このビジョンに基づく取組は今年度で終了しますが、現在の本県を取り巻く状況を顧みますと、東日本大震災からの復興や歴史的な円高など、国内外の動向は不透明であり、今後の県内経済や県予算への影響が計り難い状況です。
また、日本社会の成熟化・複雑化に伴い、個人の価値観や生き方も大きく変化しており、県民ニーズの多様化・高度化が進んでいます。
このような状況の中で、限られた行政資源を最大限に活用し、県民中心の県政を展開するためには、(1)県民への行政サービスの「高度化」、(2)行政体としての大分県庁の「高度化」に取り組む必要があります。
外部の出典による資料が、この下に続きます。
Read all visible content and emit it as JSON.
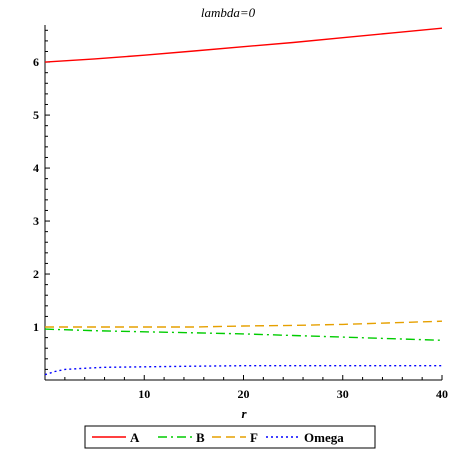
{
  "chart_data": {
    "type": "line",
    "title": "lambda=0",
    "xlabel": "r",
    "ylabel": "",
    "xlim": [
      0,
      40
    ],
    "ylim": [
      0,
      6.7
    ],
    "x_ticks": [
      10,
      20,
      30,
      40
    ],
    "y_ticks": [
      1,
      2,
      3,
      4,
      5,
      6
    ],
    "legend_position": "bottom",
    "grid": false,
    "series": [
      {
        "name": "A",
        "color": "#ff0000",
        "dash": "solid",
        "x": [
          0,
          5,
          10,
          15,
          20,
          25,
          30,
          35,
          40
        ],
        "y": [
          6.0,
          6.06,
          6.13,
          6.21,
          6.29,
          6.37,
          6.46,
          6.55,
          6.64
        ]
      },
      {
        "name": "B",
        "color": "#00cc00",
        "dash": "dashdot",
        "x": [
          0,
          5,
          10,
          15,
          20,
          25,
          30,
          35,
          40
        ],
        "y": [
          0.96,
          0.93,
          0.91,
          0.89,
          0.87,
          0.84,
          0.81,
          0.78,
          0.75
        ]
      },
      {
        "name": "F",
        "color": "#e6a000",
        "dash": "dash",
        "x": [
          0,
          5,
          10,
          15,
          20,
          25,
          30,
          35,
          40
        ],
        "y": [
          1.0,
          1.0,
          1.0,
          1.0,
          1.02,
          1.03,
          1.05,
          1.08,
          1.11
        ]
      },
      {
        "name": "Omega",
        "color": "#0000ff",
        "dash": "dot",
        "x": [
          0,
          1,
          2,
          4,
          6,
          10,
          15,
          20,
          25,
          30,
          35,
          40
        ],
        "y": [
          0.1,
          0.16,
          0.2,
          0.22,
          0.24,
          0.25,
          0.26,
          0.27,
          0.27,
          0.27,
          0.27,
          0.27
        ]
      }
    ]
  }
}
そのため、行政の「質」の向上と「行革実践力」の発揮を主眼とする新たな行財政運営の指針となる「大分県行財政高度化指針」を策定することとしました。
具体的には、持続可能な行財政基盤を構築することはもとより、県民の行政参画の促進や県民対応の迅速化、多様な主体との連携などにより、県民への行政サービスの高度化を図ります。
また、真に県民が求める政策を立案・企画する政策県庁の実現や職員の能力向上、情勢急変の折りには機動的に対応できる筋肉質で無駄のない行財政体制の整備など、行政体としての大分県庁の高度化を図ります。
本県では、昨年、長期総合計画である「安心・活力・発展プラン2005」について、各界各層の県民の皆様のご意見を伺いながら中間見直しを行い、夢と希望を持ち、心豊かに暮らせる大分県づくりを目指すこととしました。
本指針は、プラン2005の期間と連動する今後4年間を視野に入れたものとしています。これを実行することにより、持続可能な行財政基盤を構築し、プラン2005に掲げる政策の実現を下支えするものです。
本指針(素案)は、行財政改革本部会議での検討や、民間の学識経験者、有識者等の意見も取り入れながら、「素案」の形で現段階での検討結果を取りまとめています。
今後、広く県民の意見を募集する手続き(パブリックコメント)を行うとともに、県議会や行財政改革推進委員会等からのご意見も伺いながら、この指針に反映させ、本年度中には成案を得たいと考えています。県民の皆様からの積極的なご意見をお願いします。